Pressé par cette soif de vie intérieure qu’elle ne peut étancher à loisir, elle revient avec ardeur, dès qu’elle le peut, à la vie d’oraison. Notre-Seigneur lui ménage toujours quelques instants d’entretien. Il exige qu’elle y soit fidèle et il lui donne de compenser par la ferveur la brièveté de ces heureux moments.
Dans un texte dont tous les mots sont à méditer, saint Thomas résume admirablement cette doctrine : Vita contemplativa, ex genere suo, majoris est meriti quam vita activa. Potest nihilominus accidere ut aliquis plus mereatur aliquid externum agendo : puta si propter abundantiam divini amoris, ut ejus voluntas impleatur, propter Ipsius gloriam, interdum sustinet a dulcedine divinae contemplationis ad tempus separari.

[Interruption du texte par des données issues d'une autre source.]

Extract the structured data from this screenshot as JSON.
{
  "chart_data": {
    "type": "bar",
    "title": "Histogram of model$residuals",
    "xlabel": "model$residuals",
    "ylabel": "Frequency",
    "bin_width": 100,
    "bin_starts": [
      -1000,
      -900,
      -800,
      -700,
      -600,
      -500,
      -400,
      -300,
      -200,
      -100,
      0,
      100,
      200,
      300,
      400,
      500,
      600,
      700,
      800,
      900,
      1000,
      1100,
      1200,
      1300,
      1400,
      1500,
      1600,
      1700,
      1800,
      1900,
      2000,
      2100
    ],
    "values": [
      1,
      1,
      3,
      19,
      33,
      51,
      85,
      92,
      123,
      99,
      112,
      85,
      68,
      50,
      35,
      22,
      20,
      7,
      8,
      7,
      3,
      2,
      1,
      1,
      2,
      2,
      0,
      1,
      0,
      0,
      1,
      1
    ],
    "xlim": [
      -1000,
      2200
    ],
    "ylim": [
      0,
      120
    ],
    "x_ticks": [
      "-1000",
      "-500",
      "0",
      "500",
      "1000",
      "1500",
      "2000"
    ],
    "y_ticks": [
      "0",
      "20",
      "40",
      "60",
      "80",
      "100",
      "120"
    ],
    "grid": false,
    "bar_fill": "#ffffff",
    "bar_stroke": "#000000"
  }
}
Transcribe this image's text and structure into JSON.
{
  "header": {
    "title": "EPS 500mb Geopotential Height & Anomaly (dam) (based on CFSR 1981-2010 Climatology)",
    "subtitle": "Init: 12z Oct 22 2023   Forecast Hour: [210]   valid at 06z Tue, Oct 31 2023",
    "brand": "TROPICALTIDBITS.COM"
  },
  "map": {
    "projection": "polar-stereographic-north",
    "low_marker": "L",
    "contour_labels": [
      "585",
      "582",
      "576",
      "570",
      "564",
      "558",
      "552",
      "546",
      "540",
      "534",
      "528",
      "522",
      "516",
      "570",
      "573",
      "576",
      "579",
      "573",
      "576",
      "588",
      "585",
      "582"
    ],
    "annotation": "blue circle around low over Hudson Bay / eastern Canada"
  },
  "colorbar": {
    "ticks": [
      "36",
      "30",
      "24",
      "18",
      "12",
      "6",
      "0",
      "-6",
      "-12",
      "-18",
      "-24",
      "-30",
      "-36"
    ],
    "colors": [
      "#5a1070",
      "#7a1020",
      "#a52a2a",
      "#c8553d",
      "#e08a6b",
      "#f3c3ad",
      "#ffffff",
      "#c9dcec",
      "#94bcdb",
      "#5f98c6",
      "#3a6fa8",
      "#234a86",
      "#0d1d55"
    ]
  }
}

Remarquons le luxe de conditions que le saint Docteur suppose pour que l’action devienne plus méritoire que la contemplation.
Le ressort intime qui pousse l’âme à l’action n’est autre que le débordement de sa charité : Propter abundantiam divini amoris. Donc, ni l’agitation, ni le caprice, ni le besoin de sortir de soi ne sont en jeu, C’est, en effet, une souffrance à l’âme : Sustinet, d’être privée des douceurs de la vie d’oraison : A dulcedine divinae, contemplationis… separari. Aussi ne sacrifie-t-elle que provisoirement : Accidere… interdum… ad tempus, et pour une fin tout à fait surnaturelle : ut Ejus voluntas impleatur, propter Ipsius gloriam, une partie du temps réservée à l’oraison.
Combien les voies de Dieu sont empreintes de sagesse et de bonté ! Quelle merveilleuse direction Il donne à l’âme par la vie intérieure ! Conservée au sein de l’action et cependant généreusement offerte, cette peine profonde d’avoir à consacrer tant de temps aux œuvres de Dieu et si peu au Dieu des œuvres, a son dédommagement. Grâce à elle, s’évanouissent tous les dangers de dissipation, d’amour-propre, d’affections naturelles. Loin de nuire à la liberté d’esprit et à l’activité, cette disposition d’âme leur donne un caractère plus réfléchi. Elle est la forme pratique de l’exercice de la présence de Dieu, car l’âme trouve dans la grâce du moment présent Jésus vivant qui s’offre à elle caché sous l’œuvre à réaliser. Jésus travaille avec elle et la soutient. Combien de personnes en charge devront à cette peine salutaire bien comprise, à ce désir sacrifié mais entretenu d’avoir plus de loisirs pour aller près du Tabernacle, à ces communions spirituelles dès lors presque incessantes, devront, disons-nous, la fécondité de leur action en même temps que la sauvegarde de leur âme et le progrès dans la vertu.